Un plan pour l’autonomie numérique

La Commission européenne a officiellement dévoilé, ce mercredi 3 juin, un paquet de mesures visant à renforcer l’indépendance technologique du continent. L’objectif affiché est de réduire la forte dépendance de l’Union européenne (UE) vis-à-vis des services numériques majoritairement fournis par des entreprises américaines et des composants électroniques produits en Asie. Cette initiative s’inscrit dans une volonté plus large de construire une « souveraineté technologique » européenne.

Des secteurs clés ciblés

Le plan européen cible en priorité plusieurs domaines stratégiques. Parmi ceux-ci figurent l’intelligence artificielle (IA) et le cloud computing.
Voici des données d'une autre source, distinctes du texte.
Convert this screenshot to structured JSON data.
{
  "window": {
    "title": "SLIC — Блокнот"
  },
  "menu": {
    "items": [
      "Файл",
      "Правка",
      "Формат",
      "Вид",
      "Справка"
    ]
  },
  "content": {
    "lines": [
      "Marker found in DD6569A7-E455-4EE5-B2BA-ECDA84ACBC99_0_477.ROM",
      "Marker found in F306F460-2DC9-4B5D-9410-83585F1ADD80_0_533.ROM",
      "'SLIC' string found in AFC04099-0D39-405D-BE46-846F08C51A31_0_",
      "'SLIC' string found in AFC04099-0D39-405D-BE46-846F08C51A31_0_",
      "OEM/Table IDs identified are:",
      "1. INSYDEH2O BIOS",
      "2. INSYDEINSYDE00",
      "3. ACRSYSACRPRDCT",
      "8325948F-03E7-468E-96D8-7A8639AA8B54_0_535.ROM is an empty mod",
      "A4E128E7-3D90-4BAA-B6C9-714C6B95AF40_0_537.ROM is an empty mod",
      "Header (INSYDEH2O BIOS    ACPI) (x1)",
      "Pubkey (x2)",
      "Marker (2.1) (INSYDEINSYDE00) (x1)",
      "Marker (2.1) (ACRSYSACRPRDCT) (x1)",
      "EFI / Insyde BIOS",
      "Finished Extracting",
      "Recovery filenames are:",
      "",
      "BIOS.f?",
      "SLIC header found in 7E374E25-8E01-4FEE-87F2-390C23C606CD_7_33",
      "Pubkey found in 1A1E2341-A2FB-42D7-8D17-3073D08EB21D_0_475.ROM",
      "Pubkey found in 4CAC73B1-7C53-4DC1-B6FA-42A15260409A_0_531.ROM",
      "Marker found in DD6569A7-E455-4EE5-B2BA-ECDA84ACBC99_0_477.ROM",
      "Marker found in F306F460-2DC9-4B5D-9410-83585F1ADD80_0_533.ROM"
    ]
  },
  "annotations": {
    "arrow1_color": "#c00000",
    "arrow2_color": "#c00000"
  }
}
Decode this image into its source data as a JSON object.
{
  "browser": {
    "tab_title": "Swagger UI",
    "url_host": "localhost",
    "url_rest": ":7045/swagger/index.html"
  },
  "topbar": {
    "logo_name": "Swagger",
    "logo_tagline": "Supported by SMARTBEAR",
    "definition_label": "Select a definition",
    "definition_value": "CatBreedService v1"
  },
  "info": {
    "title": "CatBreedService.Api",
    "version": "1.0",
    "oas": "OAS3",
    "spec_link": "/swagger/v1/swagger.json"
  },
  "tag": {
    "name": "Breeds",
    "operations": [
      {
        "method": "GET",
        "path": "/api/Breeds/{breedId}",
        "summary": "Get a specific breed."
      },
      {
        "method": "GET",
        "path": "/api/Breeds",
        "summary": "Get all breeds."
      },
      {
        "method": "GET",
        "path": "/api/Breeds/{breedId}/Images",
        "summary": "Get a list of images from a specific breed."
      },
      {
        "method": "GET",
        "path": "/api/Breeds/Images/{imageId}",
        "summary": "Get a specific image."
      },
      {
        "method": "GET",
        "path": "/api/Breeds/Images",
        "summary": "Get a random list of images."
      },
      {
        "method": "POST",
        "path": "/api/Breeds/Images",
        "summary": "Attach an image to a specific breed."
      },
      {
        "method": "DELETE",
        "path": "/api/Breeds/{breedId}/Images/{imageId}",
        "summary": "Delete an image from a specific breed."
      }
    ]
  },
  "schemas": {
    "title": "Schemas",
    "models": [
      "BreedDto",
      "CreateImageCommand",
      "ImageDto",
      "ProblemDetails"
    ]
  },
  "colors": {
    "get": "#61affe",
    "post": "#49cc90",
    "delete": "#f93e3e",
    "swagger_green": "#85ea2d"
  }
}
L’exécutif européen entend encourager l’attribution de marchés publics à des entreprises basées au sein de l’UE. Cette approche vise à stimuler la demande pour des solutions locales et à créer un écosystème technologique autosuffisant. Il s’agit de réduire le recours aux géants américains comme Amazon Web Services ou Microsoft Azure pour l’hébergement de données et les services d’IA.

Un constat de retard

L’ambition affichée par Bruxelles se heurte à la réalité d’une Union européenne qui accuse un retard significatif dans plusieurs filières technologiques. Le marché du cloud est largement dominé par des acteurs américains, tandis que la production de semi-conducteurs, composants essentiels pour l’IA et l’électronique, est concentrée en Asie, notamment à Taïwan et en Corée du Sud. Les autorités européennes reconnaissent que la tâche sera ardue, mais jugent la manœuvre indispensable pour garantir la sécurité et la compétitivité à long terme du bloc.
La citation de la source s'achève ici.